What are you goin to do?

He opened the drawer and took the.45 out and ejected the clip and checked it and put it back and put the pistol in his belt. He turned and looked at her.

I'm fixin to go do somethin dumbern hell but I'm goin anyways. If I dont come back tell Mother I love her.

Your mother's dead Llewelyn.

Well I'll tell her myself then.

She sat up in the bed. You're scarin the hell out of me, Llewelyn. Are you in some kind of trouble?

No. Go to sleep.

Go to sleep?

I'll be back in a bit.

Damn you, Llewelyn.

He stepped back into the doorway and looked at her. What if I was to not come back? Is them your last words?

She followed him down the hallway to the kitchen pulling on her robe. He took an empty gallon jug from under the sink and stood filling it at the tap.

Do you know what time it is? she said.

Yeah. I know what time it is.

Baby I dont want you to go. Where are you goin? I dont want you to go.

Well darlin we're eye to eye on that cause I dont want to go neither. I'll be back. Dont wait up on me.

He pulled in at the filling station under the lights and shut off the motor and got the survey map from the glovebox and unfolded it across the seat and sat there studying it. He finally marked where he thought the trucks should be and then he traced a route cross country back to Harkle's cattle-gate. He had a good set of all-terrain tires on the truck and two spares in the bed but this was some hard country. He sat looking at the line he'd drawn. Then he bent and studied the terrain and drew another one. Then he just sat there looking at the map. When he started the engine and pulled out onto the highway it was two-fifteen in the morning, the road deserted, the truck radio in this outland country dead even of static from one end of the band to the other.
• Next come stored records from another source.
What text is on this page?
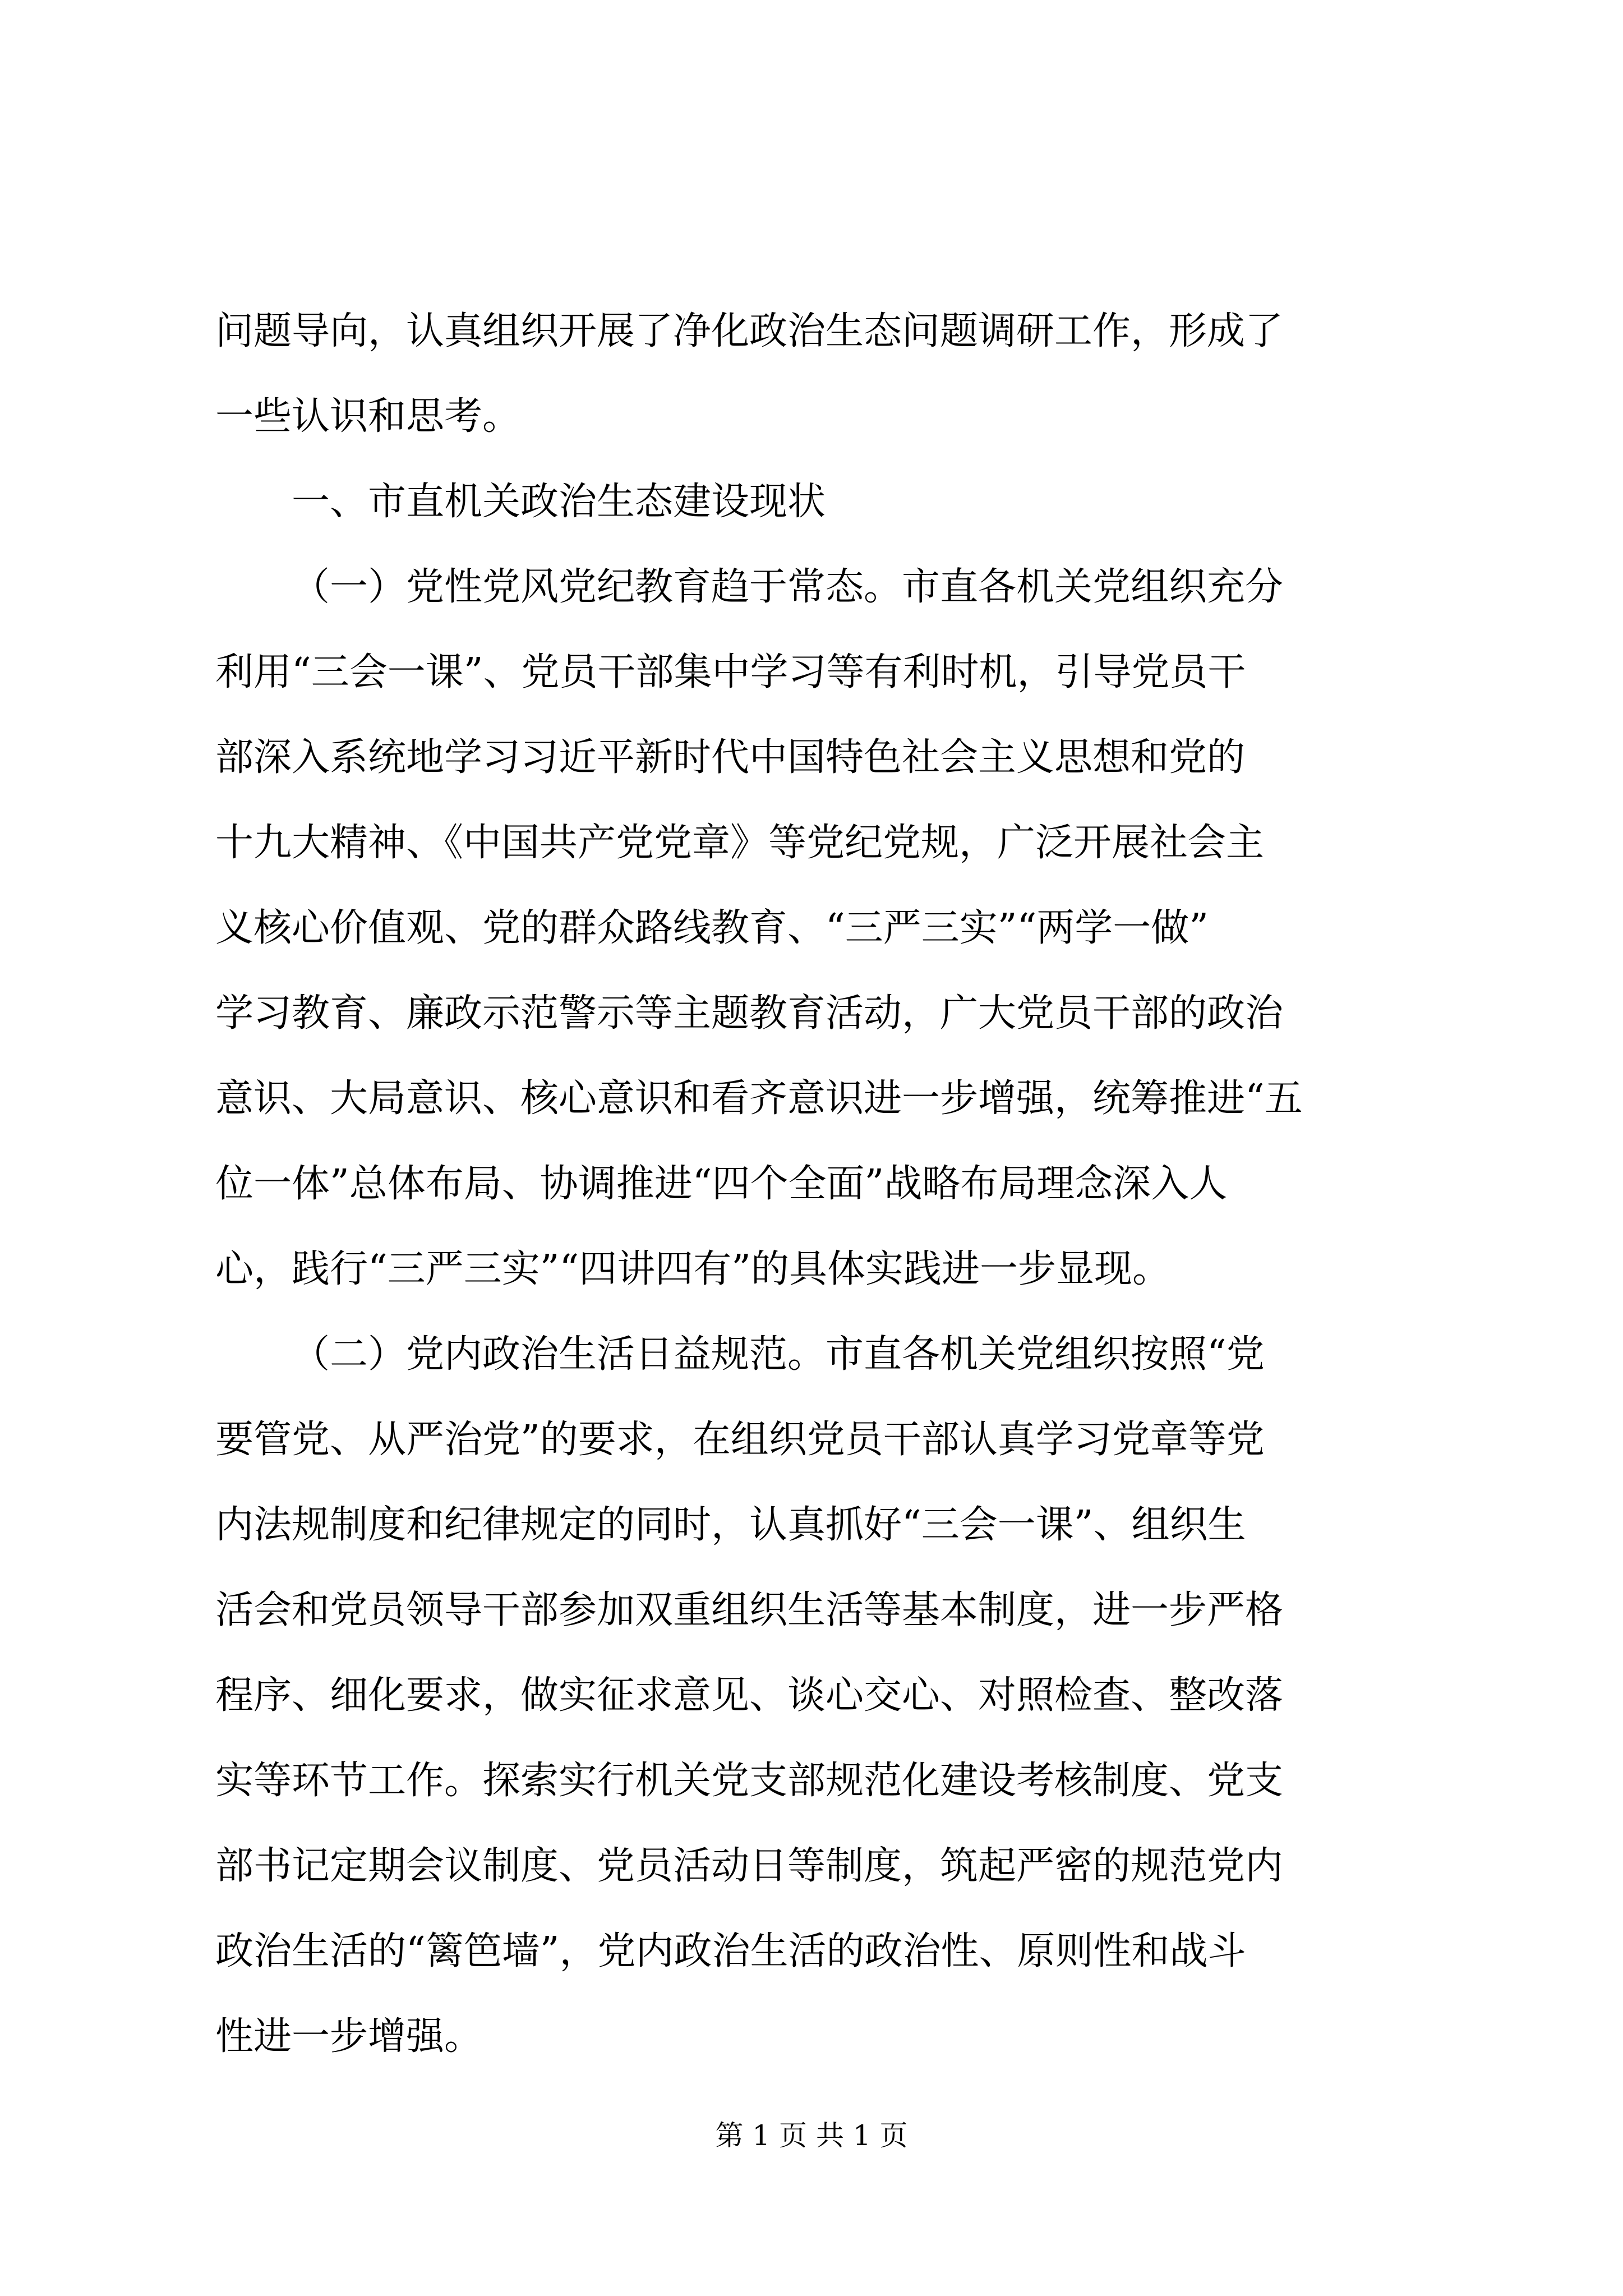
问题导向，认真组织开展了净化政治生态问题调研工作，形成了
一些认识和思考。
一、市直机关政治生态建设现状
（一）党性党风党纪教育趋于常态。市直各机关党组织充分
利用“三会一课”、党员干部集中学习等有利时机，引导党员干
部深入系统地学习习近平新时代中国特色社会主义思想和党的
十九大精神、《中国共产党党章》等党纪党规，广泛开展社会主
义核心价值观、党的群众路线教育、“三严三实”“两学一做”
学习教育、廉政示范警示等主题教育活动，广大党员干部的政治
意识、大局意识、核心意识和看齐意识进一步增强，统筹推进“五
位一体”总体布局、协调推进“四个全面”战略布局理念深入人
心，践行“三严三实”“四讲四有”的具体实践进一步显现。
（二）党内政治生活日益规范。市直各机关党组织按照“党
要管党、从严治党”的要求，在组织党员干部认真学习党章等党
内法规制度和纪律规定的同时，认真抓好“三会一课”、组织生
活会和党员领导干部参加双重组织生活等基本制度，进一步严格
程序、细化要求，做实征求意见、谈心交心、对照检查、整改落
实等环节工作。探索实行机关党支部规范化建设考核制度、党支
部书记定期会议制度、党员活动日等制度，筑起严密的规范党内
政治生活的“篱笆墙”，党内政治生活的政治性、原则性和战斗
性进一步增强。
第 1 页 共 1 页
He parked at the gate and got out and opened it and drove through and got out and closed it again and stood listening to the silence. Then he got back in the truck and drove south on the ranch road.

He kept the truck in two wheel drive and drove in second gear. The light of the unrisen moon before him spread out along the dark placard hills like scrimlights in a theatre. Turning below where he'd parked that morning onto what may have been an old wagonroad that bore eastward across Harkle's land. When the moon did rise it sat swollen and pale and ill formed among the hills to light up all the land about and he turned off the headlights of the truck.

A half hour on he parked and walked out along the crest of a rise and stood looking over the country to the east and to the south. The moon up. A blue world. Visible shadows of clouds crossing the floodplain. Hurrying on the slopes. He sat in the scabrock with his boots crossed before him. No coyotes. Nothing. For a Mexican dopedealer. Yeah. Well. Everbody is somethin.

When he got back to the truck he left the trace and steered by the moon. He crossed under a volcanic headland at the upper end of the valley and turned south again. He had a good memory for country. He was crossing terrain he'd scouted from the ridge earlier that day and he stopped again and got out to listen. When he came back to the truck he pried the plastic cover from the domelight and took the bulb out and put it in the ashtray. He sat with the flashlight and studied the map again. When next he stopped he just shut off the engine and sat with the window down. He sat there for a long time.